Why Smart National Security?
And why not just Security? Although word economy is important, security still sounds a little brawn-only and defensive-oriented. It also becomes the Johnny-come-lately of battling terms with the Republicans' "national defense." Security sounds like you got some guys stationed at a post, waiting for an attack. In an age where it's going to take assertive, coordinated intelligence work to thwart the people seeking to do us harm (and I have few illusions that terrorism is going anywhere over the next several decades), security means winning the race for information and quickly and correctly interpreting it, free from political manipulation. That takes smarts. In an era of nuclear proliferation, there's no room for error.
Importantly, smart national security implies more than just a strong, adaptable military. It also requires forward-thinking strategy on the central challenge of the next 30-50 years - transitioning to energy independence. It has been written much more eloquently elsewhere, but energy independence IS a national security issue, an environmental issue, a science issue and a domestic economic issue (training an American generation of engineers and scientists and entrepreneurs to reestablish America as the leader in scientific innovation). Since Bush is abdicating leadership on this even as some neocons clamor for it, Democrats MUST get out in front of this. Simply put, you can toss all the value branding out - if Dems don't make this issue theirs, they'll fail at reestablishing themselves as the top national party.
I think it works better than American Leadership, as Kos recently suggests.
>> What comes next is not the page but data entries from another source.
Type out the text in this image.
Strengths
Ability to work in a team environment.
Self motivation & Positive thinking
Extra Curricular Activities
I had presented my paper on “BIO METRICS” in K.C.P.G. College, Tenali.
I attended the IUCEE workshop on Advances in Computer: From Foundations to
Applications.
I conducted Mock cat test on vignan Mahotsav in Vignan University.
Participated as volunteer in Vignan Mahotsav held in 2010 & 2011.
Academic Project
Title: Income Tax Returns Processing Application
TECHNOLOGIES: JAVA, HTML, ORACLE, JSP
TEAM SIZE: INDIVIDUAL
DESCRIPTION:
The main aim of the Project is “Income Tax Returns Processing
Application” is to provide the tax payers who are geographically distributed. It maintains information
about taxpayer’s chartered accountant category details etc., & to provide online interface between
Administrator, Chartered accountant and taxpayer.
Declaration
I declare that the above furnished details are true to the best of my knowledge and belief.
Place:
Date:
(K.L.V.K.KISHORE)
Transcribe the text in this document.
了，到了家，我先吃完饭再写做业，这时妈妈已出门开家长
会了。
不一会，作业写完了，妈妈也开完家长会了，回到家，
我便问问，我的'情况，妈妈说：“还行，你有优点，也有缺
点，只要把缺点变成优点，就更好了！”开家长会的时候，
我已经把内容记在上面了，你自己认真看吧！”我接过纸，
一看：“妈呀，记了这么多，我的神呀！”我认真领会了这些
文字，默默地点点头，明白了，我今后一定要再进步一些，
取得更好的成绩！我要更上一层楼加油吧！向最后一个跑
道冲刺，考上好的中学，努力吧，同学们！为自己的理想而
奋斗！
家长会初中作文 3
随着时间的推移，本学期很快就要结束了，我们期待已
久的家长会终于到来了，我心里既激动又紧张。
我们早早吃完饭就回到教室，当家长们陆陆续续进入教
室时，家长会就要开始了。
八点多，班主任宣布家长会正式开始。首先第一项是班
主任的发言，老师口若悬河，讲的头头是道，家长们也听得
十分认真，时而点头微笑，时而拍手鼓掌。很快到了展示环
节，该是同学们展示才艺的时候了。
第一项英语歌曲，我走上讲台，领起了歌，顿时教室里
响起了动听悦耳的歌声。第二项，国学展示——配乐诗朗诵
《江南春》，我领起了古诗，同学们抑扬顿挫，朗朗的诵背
I like Leadership, but if you use it then you haven't said anything about security. I think Kos was right with his initial instinct that some mention of security needs to be in here. Without it, Republicans can make the accusation that none of the values say anything about safety. Someone mentioned Maslow in one of the threads and safety ranks higher than the need for leadership. Smart National Security implies wise leadership. Leadership without saying security worries me.
I picked it over "safer world," for example, because safer world sounds like a trap to me. There are a lot of moving parts beyond the Democratic Party, and if you declare yourself the Safer World party, you open yourself up to take blame that isn't rightfully yours when things happen that are beyond your control. Smart National Security implicitly accepts that security challenges will arise from time to time, and the most important thing is anticipating such events with smart planning and responding to such events with wisdom and foresight.
Anyway, this is a great topic of discussion - let's keep it going.